At the start of the Revolutionary War, the patriotic tune that we know as Yankee Doodle was actually a British troop song that mocked the American colonists:
Yankee Doodle went to town
A-riding on a pony,
Stuck a feather in his hat
And called it macaroni.
In mid-18th century England, macaronis were ‘wannabe’ aristocrats who adopted an Italian diet, an effeminate Continental style of dress, and other seemingly outlandish behaviors. The British wrote the lyric to denigrate Americans as country bumpkins and aspiring fops, but at the Battles of Lexington and Concord, and again at the Battle of Saratoga, the Americans claimed the tune as their own and played it back to the retreating and surrendering British. The instant playback was a taunt to the redcoats in their underestimation of the colonists, even as it flaunted American self-deprecation.

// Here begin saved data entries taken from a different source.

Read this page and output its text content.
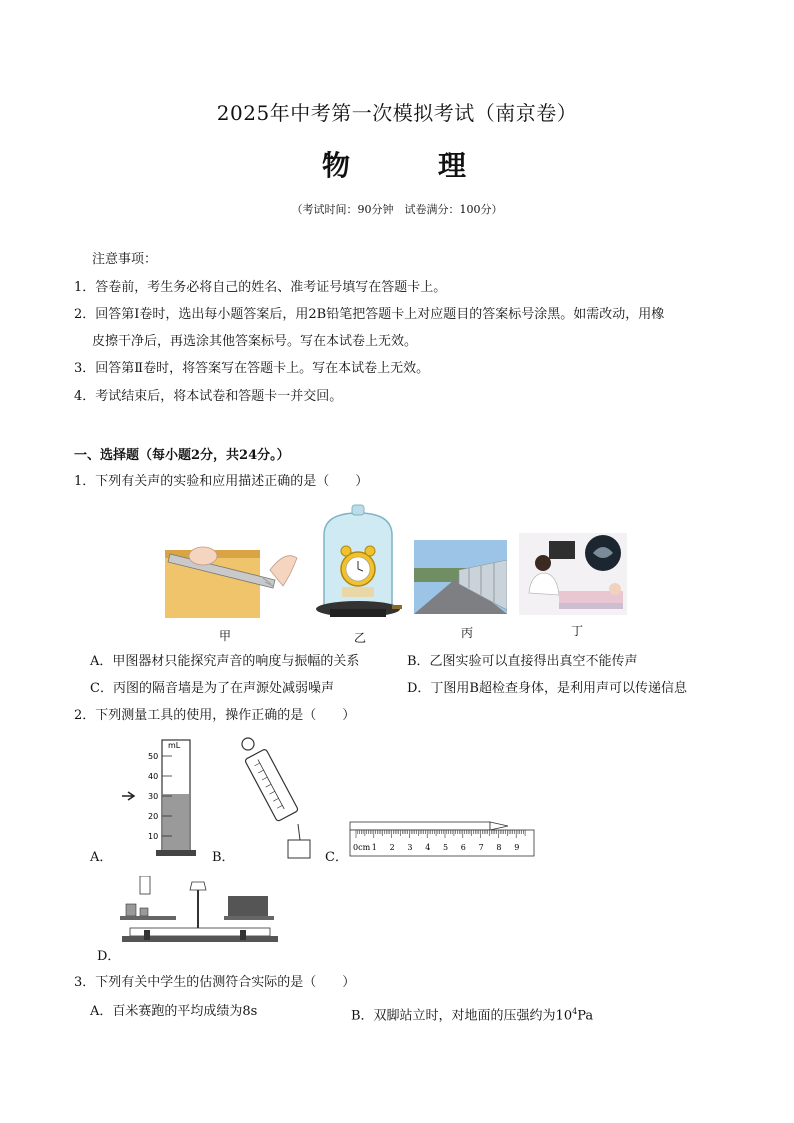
2025年中考第一次模拟考试（南京卷）
物　理
（考试时间：90分钟　试卷满分：100分）
注意事项：
1．答卷前，考生务必将自己的姓名、准考证号填写在答题卡上。
2．回答第Ⅰ卷时，选出每小题答案后，用2B铅笔把答题卡上对应题目的答案标号涂黑。如需改动，用橡
皮擦干净后，再选涂其他答案标号。写在本试卷上无效。
3．回答第Ⅱ卷时，将答案写在答题卡上。写在本试卷上无效。
4．考试结束后，将本试卷和答题卡一并交回。
一、选择题（每小题2分，共24分。）
1．下列有关声的实验和应用描述正确的是（　　）
甲	乙	丙	丁
A．甲图器材只能探究声音的响度与振幅的关系	B．乙图实验可以直接得出真空不能传声
C．丙图的隔音墙是为了在声源处减弱噪声	D．丁图用B超检查身体，是利用声可以传递信息
2．下列测量工具的使用，操作正确的是（　　）
mL
50
40
30
20
10
A．	B．
0cm 1 2 3 4 5 6 7 8 9
C．
D．
3．下列有关中学生的估测符合实际的是（　　）
A．百米赛跑的平均成绩为8s	B．双脚站立时，对地面的压强约为$10^4Pa$
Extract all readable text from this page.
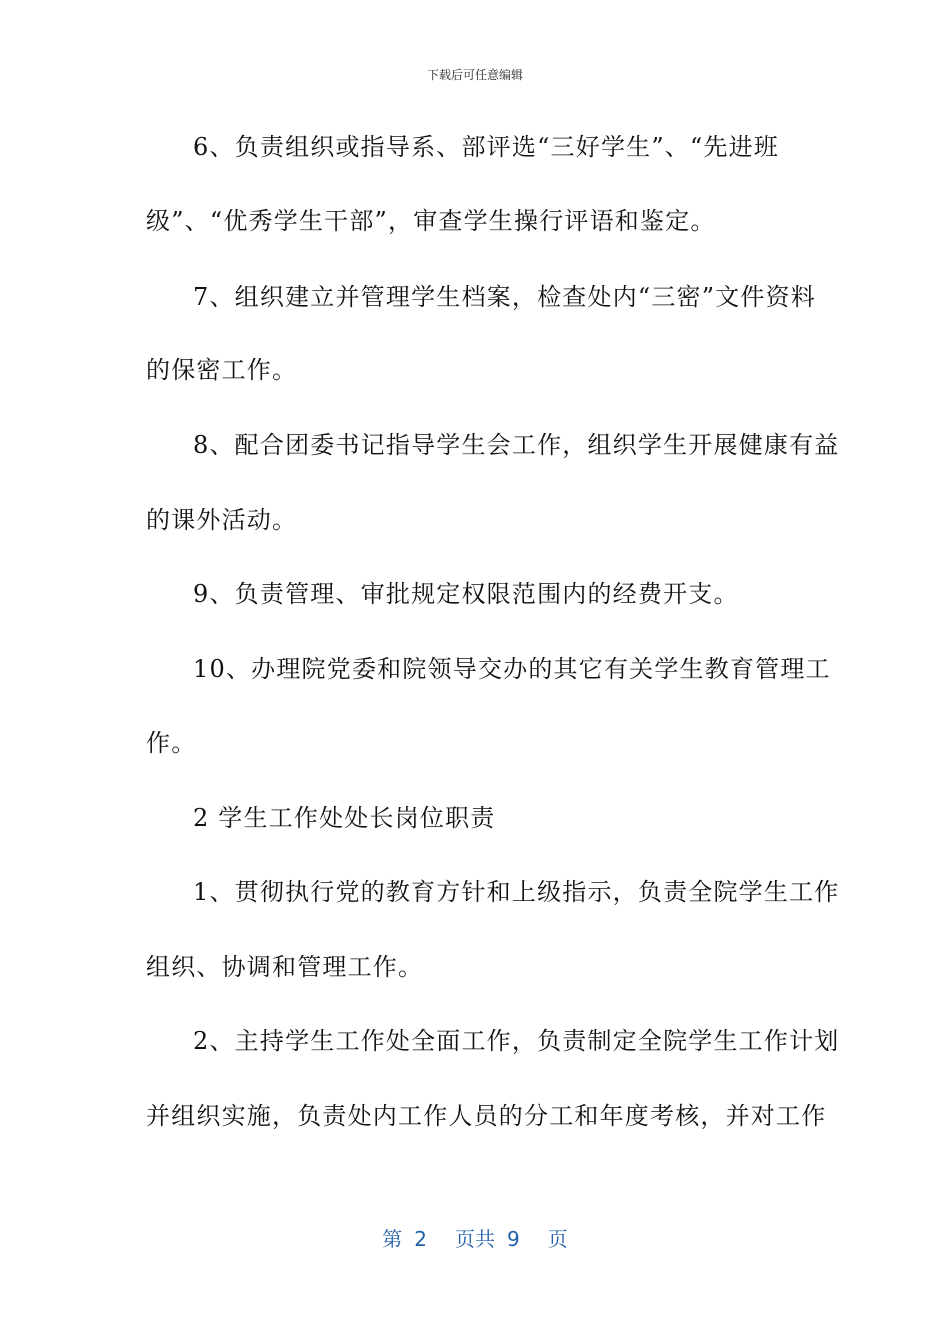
下载后可任意编辑
6、负责组织或指导系、部评选“三好学生”、“先进班
级”、“优秀学生干部”，审查学生操行评语和鉴定。
7、组织建立并管理学生档案，检查处内“三密”文件资料
的保密工作。
8、配合团委书记指导学生会工作，组织学生开展健康有益
的课外活动。
9、负责管理、审批规定权限范围内的经费开支。
10、办理院党委和院领导交办的其它有关学生教育管理工
作。
2 学生工作处处长岗位职责
1、贯彻执行党的教育方针和上级指示，负责全院学生工作
组织、协调和管理工作。
2、主持学生工作处全面工作，负责制定全院学生工作计划
并组织实施，负责处内工作人员的分工和年度考核，并对工作
第 2 页共 9 页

Behind the nonsense and whimsy was a steadfast commitment to the new citizenry and a willingness to fight for "inalienable rights" — even to the death.
Unfortunately, this commitment did not extend to the American Indian tribes the colonists were decimating and displacing, enslaved Africans (who in 1775 were already 20% of the American colonial population), indentured immigrants, or women. The United States is still struggling 250 years later with these foundational disenfranchisements.